Quand on est immortel, quand on vit aussi longtemps que moi, les souvenirs, le passé, tout a tendance à se mélanger.

L'écoulement du temps devient un labyrinthe dans lequel les moments se fondent les uns dans les autres, les époques se chevauchent, et la distinction entre hier et aujourd'hui s'estompe progressivement.

Je me souviens avoir pleuré, une seule fois, il y a tellement longtemps. Pourtant, je n'ai pas oublié les raisons de ces larmes, elles demeurent ancrées en moi comme une empreinte indélébile du passé. La seule chose que je suis incapable d'oublié...

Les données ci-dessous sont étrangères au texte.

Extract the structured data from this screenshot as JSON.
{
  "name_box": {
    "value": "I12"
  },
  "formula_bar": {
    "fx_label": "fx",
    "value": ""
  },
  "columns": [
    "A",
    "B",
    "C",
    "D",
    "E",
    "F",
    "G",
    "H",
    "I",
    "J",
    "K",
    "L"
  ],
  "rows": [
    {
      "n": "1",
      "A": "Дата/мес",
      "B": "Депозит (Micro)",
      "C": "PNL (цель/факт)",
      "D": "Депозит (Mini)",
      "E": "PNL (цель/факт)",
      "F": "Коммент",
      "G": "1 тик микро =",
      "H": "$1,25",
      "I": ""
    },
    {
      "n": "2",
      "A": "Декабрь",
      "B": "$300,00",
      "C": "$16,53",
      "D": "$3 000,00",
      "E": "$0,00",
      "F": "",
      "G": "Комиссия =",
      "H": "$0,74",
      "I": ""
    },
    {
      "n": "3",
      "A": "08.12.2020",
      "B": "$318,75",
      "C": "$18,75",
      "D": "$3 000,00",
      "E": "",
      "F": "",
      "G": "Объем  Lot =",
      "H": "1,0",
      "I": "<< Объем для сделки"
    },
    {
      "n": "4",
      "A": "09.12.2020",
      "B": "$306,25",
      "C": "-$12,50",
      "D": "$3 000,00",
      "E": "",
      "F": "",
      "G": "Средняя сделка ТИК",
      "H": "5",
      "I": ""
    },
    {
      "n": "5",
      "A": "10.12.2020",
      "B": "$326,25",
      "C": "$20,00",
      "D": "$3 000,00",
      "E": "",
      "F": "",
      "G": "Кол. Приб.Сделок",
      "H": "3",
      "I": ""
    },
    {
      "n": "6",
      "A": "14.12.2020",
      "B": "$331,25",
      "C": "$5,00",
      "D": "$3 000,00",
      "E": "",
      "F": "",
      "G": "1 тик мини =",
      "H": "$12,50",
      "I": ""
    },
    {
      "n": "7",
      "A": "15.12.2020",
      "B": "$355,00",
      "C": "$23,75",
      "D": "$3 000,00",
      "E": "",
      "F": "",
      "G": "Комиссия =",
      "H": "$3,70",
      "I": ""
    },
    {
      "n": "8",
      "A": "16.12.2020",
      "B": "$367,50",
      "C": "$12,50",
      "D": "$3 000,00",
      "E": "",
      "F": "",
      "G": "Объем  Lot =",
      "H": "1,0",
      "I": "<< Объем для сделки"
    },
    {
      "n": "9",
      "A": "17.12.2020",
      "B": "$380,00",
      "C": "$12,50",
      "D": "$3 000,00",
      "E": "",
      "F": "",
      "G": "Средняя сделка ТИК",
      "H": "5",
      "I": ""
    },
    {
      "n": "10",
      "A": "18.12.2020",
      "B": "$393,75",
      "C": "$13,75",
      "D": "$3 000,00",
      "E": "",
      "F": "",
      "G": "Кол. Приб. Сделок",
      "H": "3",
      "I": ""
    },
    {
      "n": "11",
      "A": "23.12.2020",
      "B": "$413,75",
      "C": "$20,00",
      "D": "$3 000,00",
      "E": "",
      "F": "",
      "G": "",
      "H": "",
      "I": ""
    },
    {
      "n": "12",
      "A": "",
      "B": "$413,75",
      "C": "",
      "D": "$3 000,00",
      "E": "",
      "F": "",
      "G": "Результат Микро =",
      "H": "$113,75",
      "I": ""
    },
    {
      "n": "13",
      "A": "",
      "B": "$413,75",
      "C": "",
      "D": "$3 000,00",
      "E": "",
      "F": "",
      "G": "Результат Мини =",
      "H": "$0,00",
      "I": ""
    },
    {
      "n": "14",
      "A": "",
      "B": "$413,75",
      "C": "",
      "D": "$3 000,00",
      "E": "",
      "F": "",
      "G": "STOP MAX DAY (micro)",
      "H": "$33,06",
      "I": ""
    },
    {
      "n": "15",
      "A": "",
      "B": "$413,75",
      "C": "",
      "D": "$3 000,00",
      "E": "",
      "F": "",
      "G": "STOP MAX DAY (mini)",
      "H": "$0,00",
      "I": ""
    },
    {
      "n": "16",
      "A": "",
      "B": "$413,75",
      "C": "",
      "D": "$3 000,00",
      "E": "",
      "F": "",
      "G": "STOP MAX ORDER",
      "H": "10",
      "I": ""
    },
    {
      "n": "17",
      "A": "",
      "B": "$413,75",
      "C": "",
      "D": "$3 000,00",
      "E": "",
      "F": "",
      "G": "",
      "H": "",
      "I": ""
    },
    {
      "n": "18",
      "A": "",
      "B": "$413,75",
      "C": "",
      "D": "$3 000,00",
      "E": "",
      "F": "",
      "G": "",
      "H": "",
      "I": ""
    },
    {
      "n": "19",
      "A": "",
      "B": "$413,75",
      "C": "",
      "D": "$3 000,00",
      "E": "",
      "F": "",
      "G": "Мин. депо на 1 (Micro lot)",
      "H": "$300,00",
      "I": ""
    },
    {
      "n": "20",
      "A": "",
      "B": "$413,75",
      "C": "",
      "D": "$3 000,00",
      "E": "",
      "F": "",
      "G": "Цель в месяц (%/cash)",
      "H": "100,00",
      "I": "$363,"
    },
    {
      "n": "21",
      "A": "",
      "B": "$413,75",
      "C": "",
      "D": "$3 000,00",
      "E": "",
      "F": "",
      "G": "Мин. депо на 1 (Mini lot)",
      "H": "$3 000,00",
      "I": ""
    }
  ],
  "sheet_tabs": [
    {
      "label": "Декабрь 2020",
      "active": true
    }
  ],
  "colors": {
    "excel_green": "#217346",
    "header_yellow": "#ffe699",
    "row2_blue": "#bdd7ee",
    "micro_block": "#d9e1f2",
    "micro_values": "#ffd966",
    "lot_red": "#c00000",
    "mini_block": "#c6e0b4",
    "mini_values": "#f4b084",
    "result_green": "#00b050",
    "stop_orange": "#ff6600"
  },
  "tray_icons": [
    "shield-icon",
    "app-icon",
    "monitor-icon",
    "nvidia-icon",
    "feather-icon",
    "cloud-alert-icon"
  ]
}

Combien de fois ai-je emprunté les mêmes routes ? Combien de fois ai-je tué ? Combien de fois est-ce que je suis tombé ? Je ne voulais pas perdre son amour, je voulais le garder près de moi aussi longtemps que moi.

Les cauchemars qui m'empêchent de dormir ne se sont jamais arrêtés. Ainsi, je suis devenu un cauchemar à mon tour. Me tenant au sommet des démons, j'ai fusionné avec les ténèbres que je redoutais autrefois.

J'ai longuement attendu, observant chaque jour le sablier qui ne semblait pas bouger. Le temps refusant d'avancer. Mais j'ai attendu, jusqu'au jour où je pourrais la trouver elle.

La Porte vers la lumière.

Mais elle n'était pas comme les Séraphins me l'avaient dit. Ils m'avaient promis une âme rebelle, et c'est vrai que quand elle a pulvérisé cette bouteille de champagne sur ma tête, je l'ai senti passer, j'avais baissé le Bouclier, j'ai été un peu arrogant... Mais à ce moment, je me suis dit que ça ne pouvait être qu'elle.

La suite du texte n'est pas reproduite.